THE DIOCESE OF HURON aspires to be a Church that is firmly Christ-centred and (New)Creation-focussed. We want to be a Church that is “open to every kind of Resurrection ‘newness’” (“Yielding to the Life of the Spirit,” Bishop’s Charge To Synod, 2021). This is an enlivening newness; a newness of freshness and fertility. It is not a “newness” in the sense of replacement—not “new and improved” like some product that is for sale. Nor is it “managed decline” or even “change management.”

Making new means being open and receptive to the prompting of the Holy Spirit and finding way to “resonate” with it. It means allowing ourselves to let go of some things in order to imagine and embrace new possibilities—and, with God’s grace, to be renewed in the spirit of [our] minds (Ephesians 4:23).

The Church, and the Diocese of Huron with it, is in the midst of a contraction. All living systems have periods of expansion and contraction. To the extent that it is possible, we yearn for the ability to guide and shape this contraction faithfully and prayerfully; to work intentionally with it rather than just passively let it happen. In the end, the overall objective is to consolidate—to have the right number of healthy, thriving, self-sustaining parishes full of people.

The world, including all of us, needs both God’s judgement and God healing grace. God was in Christ reconciling the world to himself – we benefit and participate in this mission. And when we open ourselves, empty ourselves, to receive the gifts of God – this becomes possible (“Living Hope: Our Identity and Mission in Christ,” Bishop’s Charge to Synod, 2020).

So, we make-way for that Spirit. We do not want to yield to the spirit of the times, nor to the spirit of our own will, but rather to seek the direction of the Holy Spirit of God, the giver of life, the one who makes all things new (“Yielding to the Life of the Spirit,” Bishop’s Charge To Synod, 2021).

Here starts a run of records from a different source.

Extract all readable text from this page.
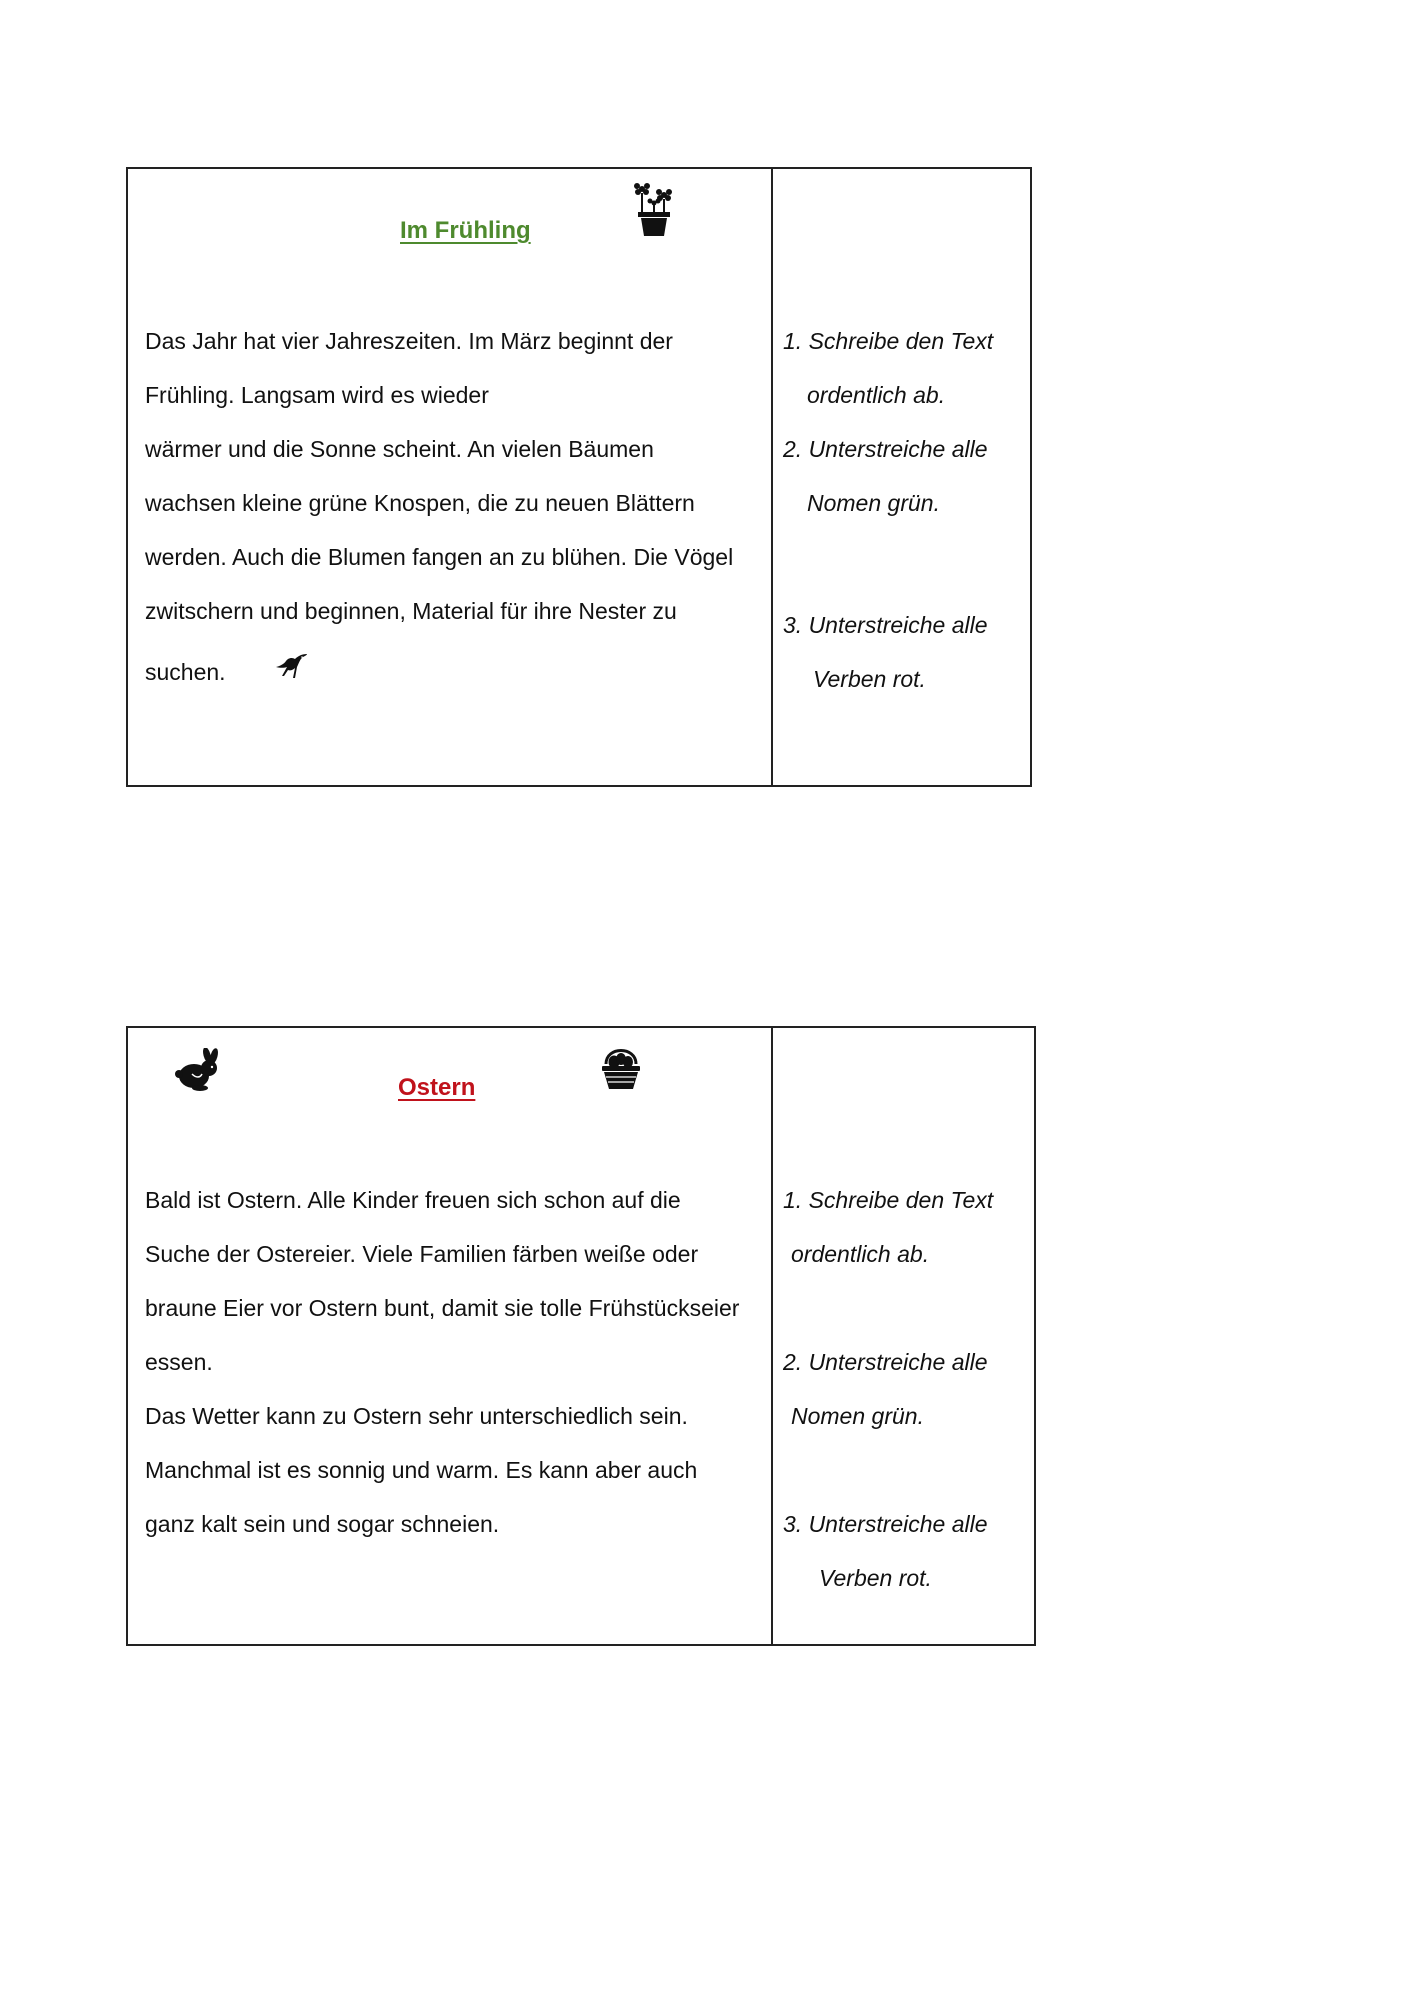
Im Frühling
Das Jahr hat vier Jahreszeiten. Im März beginnt der
Frühling. Langsam wird es wieder
wärmer und die Sonne scheint. An vielen Bäumen
wachsen kleine grüne Knospen, die zu neuen Blättern
werden. Auch die Blumen fangen an zu blühen. Die Vögel
zwitschern und beginnen, Material für ihre Nester zu
suchen.
1. Schreibe den Text
ordentlich ab.
2. Unterstreiche alle
Nomen grün.
3. Unterstreiche alle
Verben rot.
Ostern
Bald ist Ostern. Alle Kinder freuen sich schon auf die
Suche der Ostereier. Viele Familien färben weiße oder
braune Eier vor Ostern bunt, damit sie tolle Frühstückseier
essen.
Das Wetter kann zu Ostern sehr unterschiedlich sein.
Manchmal ist es sonnig und warm. Es kann aber auch
ganz kalt sein und sogar schneien.
1. Schreibe den Text
ordentlich ab.
2. Unterstreiche alle
Nomen grün.
3. Unterstreiche alle
Verben rot.
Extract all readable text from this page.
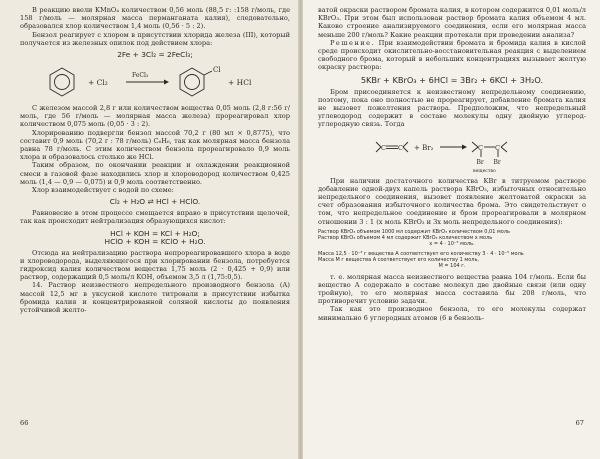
В реакцию ввели KMnO₄ количеством 0,56 моль (88,5 г: :158 г/моль, где 158 г/моль — молярная масса перманганата калия), следовательно, образовался хлор количеством 1,4 моль (0,56 · 5 : 2).

Бензол реагирует с хлором в присутствии хлорида железа (III), который получается из железных опилок под действием хлора:

2Fe + 3Cl₂ = 2FeCl₃;
+ Cl₂
FeCl₃
Cl
+ HCl

С железом массой 2,8 г или количеством вещества 0,05 моль (2,8 г:56 г/моль, где 56 г/моль — молярная масса железа) прореагировал хлор количеством 0,075 моль (0,05 · 3 : 2).

Хлорированию подвергли бензол массой 70,2 г (80 мл × 0,8775), что составит 0,9 моль (70,2 г : 78 г/моль) C₆H₆, так как молярная масса бензола равна 78 г/моль. С этим количеством бензола прореагировало 0,9 моль хлора и образовалось столько же HCl.

Таким образом, по окончании реакции и охлаждении реакционной смеси в газовой фазе находились хлор и хлороводород количеством 0,425 моль (1,4 — 0,9 — 0,075) и 0,9 моль соответственно.

Хлор взаимодействует с водой по схеме:

Cl₂ + H₂O ⇌ HCl + HClO.

Равновесие в этом процессе смещается вправо в присутствии щелочей, так как происходит нейтрализация образующихся кислот:

HCl + KOH = KCl + H₂O;
HClO + KOH = KClO + H₂O.

Отсюда на нейтрализацию раствора непрореагировавшего хлора в воде и хлороводорода, выделяющегося при хлорировании бензола, потребуется гидроксид калия количеством вещества 1,75 моль (2 · 0,425 + 0,9) или раствор, содержащий 0,5 моль/л KOH, объемом 3,5 л (1,75:0,5).

14. Раствор неизвестного непредельного производного бензола (А) массой 12,5 мг в уксусной кислоте титровали в присутствии избытка бромида калия и концентрированной соляной кислоты до появления устойчивой желто-

66

ватой окраски раствором бромата калия, в котором содержится 0,01 моль/л KBrO₃. При этом был использован раствор бромата калия объемом 4 мл. Каково строение анализируемого соединения, если его молярная масса меньше 200 г/моль? Какие реакции протекали при проведении анализа?

Решение. При взаимодействии бромата и бромида калия в кислой среде происходит окислительно-восстановительная реакция с выделением свободного брома, который в небольших концентрациях вызывает желтую окраску раствора:

5KBr + KBrO₃ + 6HCl = 3Br₂ + 6KCl + 3H₂O.

Бром присоединяется к неизвестному непредельному соединению, поэтому, пока оно полностью не прореагирует, добавление бромата калия не вызовет пожелтения раствора. Предположим, что непредельный углеводород содержит в составе молекулы одну двойную углерод-углеродную связь. Тогда

C C + Br₂	C C
Br Br
вещество

При наличии достаточного количества KBr в титруемом растворе добавление одной-двух капель раствора KBrO₃, избыточных относительно непредельного соединения, вызовет появление желтоватой окраски за счет образования избыточного количества брома. Это свидетельствует о том, что непредельное соединение и бром прореагировали в молярном отношении 3 : 1 (x моль KBrO₃ и 3x моль непредельного соединения):

Раствор KBrO₃ объемом 1000 мл содержит KBrO₃ количеством 0,01 моль
Раствор KBrO₃ объемом 4 мл содержит KBrO₃ количеством x моль
x = 4 · 10⁻⁵ моль.
Масса 12,5 · 10⁻³ г вещества А соответствует его количеству 3 · 4 · 10⁻⁵ моль
Масса М г вещества А соответствует его количеству 1 моль,
M = 104 г.

т. е. молярная масса неизвестного вещества равна 104 г/моль. Если бы вещество А содержало в составе молекул две двойные связи (или одну тройную), то его молярная масса составила бы 208 г/моль, что противоречит условию задачи.

Так как это производное бензола, то его молекулы содержат минимально 6 углеродных атомов (6 в бензоль-

67
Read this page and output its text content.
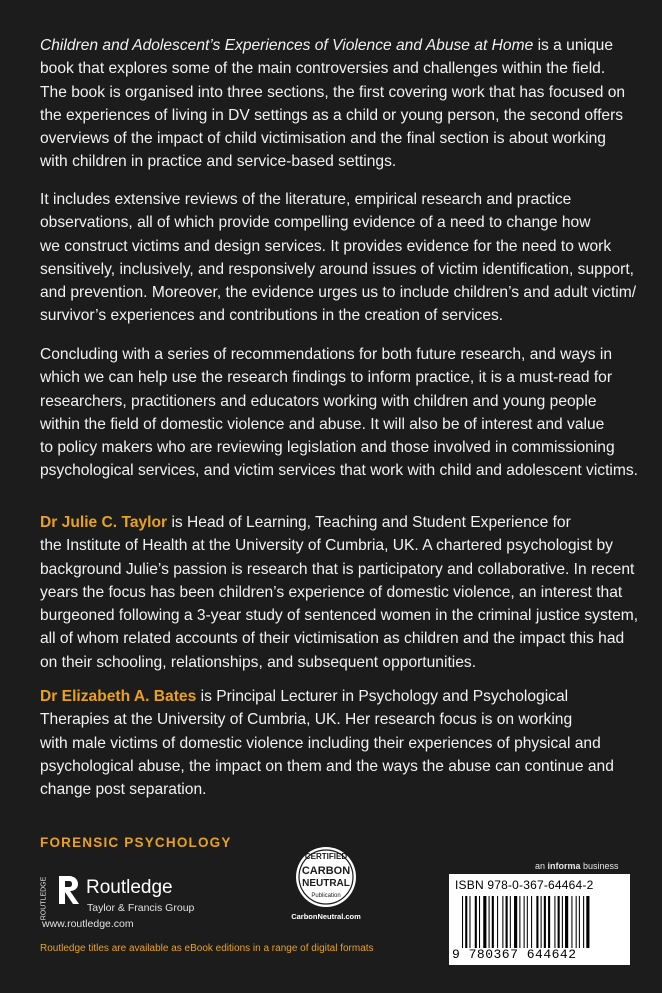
Children and Adolescent’s Experiences of Violence and Abuse at Home is a unique
book that explores some of the main controversies and challenges within the field.
The book is organised into three sections, the first covering work that has focused on
the experiences of living in DV settings as a child or young person, the second offers
overviews of the impact of child victimisation and the final section is about working
with children in practice and service-based settings.
It includes extensive reviews of the literature, empirical research and practice
observations, all of which provide compelling evidence of a need to change how
we construct victims and design services. It provides evidence for the need to work
sensitively, inclusively, and responsively around issues of victim identification, support,
and prevention. Moreover, the evidence urges us to include children’s and adult victim/
survivor’s experiences and contributions in the creation of services.
Concluding with a series of recommendations for both future research, and ways in
which we can help use the research findings to inform practice, it is a must-read for
researchers, practitioners and educators working with children and young people
within the field of domestic violence and abuse. It will also be of interest and value
to policy makers who are reviewing legislation and those involved in commissioning
psychological services, and victim services that work with child and adolescent victims.
Dr Julie C. Taylor is Head of Learning, Teaching and Student Experience for
the Institute of Health at the University of Cumbria, UK. A chartered psychologist by
background Julie’s passion is research that is participatory and collaborative. In recent
years the focus has been children’s experience of domestic violence, an interest that
burgeoned following a 3-year study of sentenced women in the criminal justice system,
all of whom related accounts of their victimisation as children and the impact this had
on their schooling, relationships, and subsequent opportunities.
Dr Elizabeth A. Bates is Principal Lecturer in Psychology and Psychological
Therapies at the University of Cumbria, UK. Her research focus is on working
with male victims of domestic violence including their experiences of physical and
psychological abuse, the impact on them and the ways the abuse can continue and
change post separation.
FORENSIC PSYCHOLOGY
ROUTLEDGE Routledge
Taylor & Francis Group
www.routledge.com
CERTIFIED
CARBON
NEUTRAL
Publication
CarbonNeutral.com
an informa business
ISBN 978-0-367-64464-2
9 780367 644642
Routledge titles are available as eBook editions in a range of digital formats
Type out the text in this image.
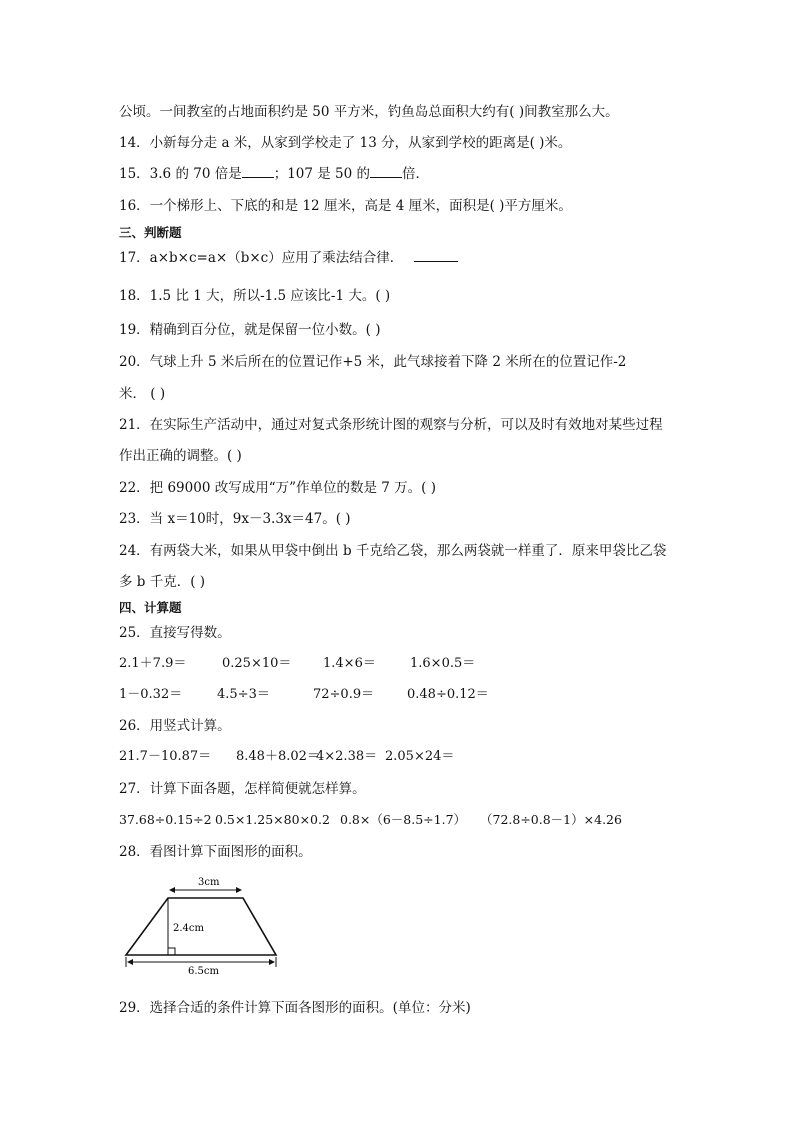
公顷。一间教室的占地面积约是 50 平方米，钓鱼岛总面积大约有( )间教室那么大。
14．小新每分走 a 米，从家到学校走了 13 分，从家到学校的距离是( )米。
15．3.6 的 70 倍是 ；107 是 50 的 倍．
16．一个梯形上、下底的和是 12 厘米，高是 4 厘米，面积是( )平方厘米。
三、判断题
17．a×b×c=a×（b×c）应用了乘法结合律．
18．1.5 比 1 大，所以-1.5 应该比-1 大。( )
19．精确到百分位，就是保留一位小数。( )
20．气球上升 5 米后所在的位置记作+5 米，此气球接着下降 2 米所在的位置记作-2
米． ( )
21．在实际生产活动中，通过对复式条形统计图的观察与分析，可以及时有效地对某些过程
作出正确的调整。( )
22．把 69000 改写成用“万”作单位的数是 7 万。( )
23．当 x＝10时，9x－3.3x＝47。( )
24．有两袋大米，如果从甲袋中倒出 b 千克给乙袋，那么两袋就一样重了．原来甲袋比乙袋
多 b 千克．( )
四、计算题
25．直接写得数。
2.1＋7.9＝	0.25×10＝ 1.4×6＝	1.6×0.5＝
1－0.32＝	4.5÷3＝	72÷0.9＝	0.48÷0.12＝
26．用竖式计算。
21.7－10.87＝ 8.48＋8.02＝
4×2.38＝ 2.05×24＝
27．计算下面各题，怎样简便就怎样算。
37.68÷0.15÷2 0.5×1.25×80×0.2 0.8×（6－8.5÷1.7） （72.8÷0.8－1）×4.26
28．看图计算下面图形的面积。
3cm
2.4cm
6.5cm
29．选择合适的条件计算下面各图形的面积。(单位：分米)
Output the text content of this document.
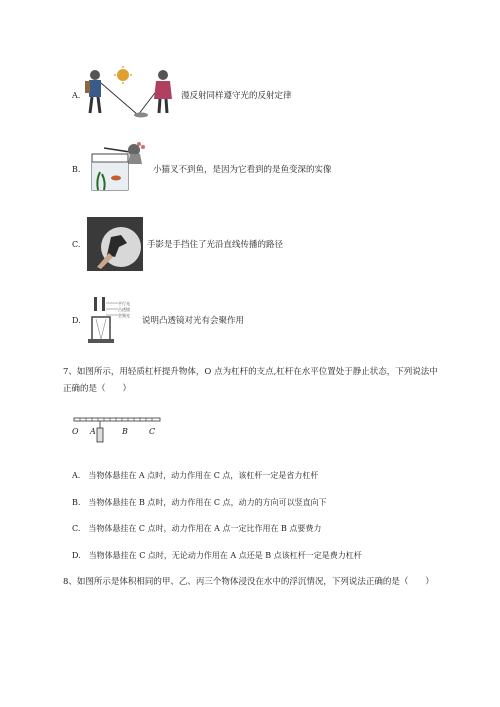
A.	漫反射同样遵守光的反射定律
B.	小猫叉不到鱼，是因为它看到的是鱼变深的实像
C.	手影是手挡住了光沿直线传播的路径
D.
平行光
凸透镜
会聚光
说明凸透镜对光有会聚作用
7、如图所示，用轻质杠杆提升物体，O 点为杠杆的支点,杠杆在水平位置处于静止状态，下列说法中
正确的是（　　）
O A	B	C
A.　当物体悬挂在 A 点时，动力作用在 C 点，该杠杆一定是省力杠杆
B.　当物体悬挂在 B 点时，动力作用在 C 点，动力的方向可以竖直向下
C.　当物体悬挂在 C 点时，动力作用在 A 点一定比作用在 B 点要费力
D.　当物体悬挂在 C 点时，无论动力作用在 A 点还是 B 点该杠杆一定是费力杠杆
8、如图所示是体积相同的甲、乙、丙三个物体浸没在水中的浮沉情况，下列说法正确的是（　　）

This is the deepest, truest, form of “new” possible. The kind that is good news for all. It is the kind of “new” that we hear described in the creation stories. It is the kind of new that was experienced at the empty tomb of Jesus. Sheer possibility. That is what our church is built upon. Faith in the possibility of a new creation, a new creation that is stretching out before us and that the Holy Spirit of God promises to lead us into. The whole history of the people of God has included liminal times like this. God always led them through— each and every time—to the new thing promised. (“Yielding to the Life of the Spirit,” Bishop’s Charge To Synod, 2021.)

In most respects, the church of the twentieth century is gone. The ways of thinking and acting, along with the culture and infrastructure, that supported ministry in that century are often barriers to imaginatively and faithfully meeting the challenges and opportunities of this century. It is good that some things are gone—such as an institutional Church that is deeply enmeshed in colonialism and Empire. Other things that are gone may still be mourned by some or even many. But they are gone. However, the things that remain are the central truths and practices of the Anglican church all gathered and centred around the Risen Jesus by the power of the Holy Spirit. Therefore, what we inherit, and what will last, is both ancient and new. Like Creation itself, the church is sustained every day, every hour, every second by its Divine Creator. 

[F]or us there is one God, the Father, from whom are all things and for whom we exist, and one Lord, Jesus Christ, through whom are all things and through whom we exist.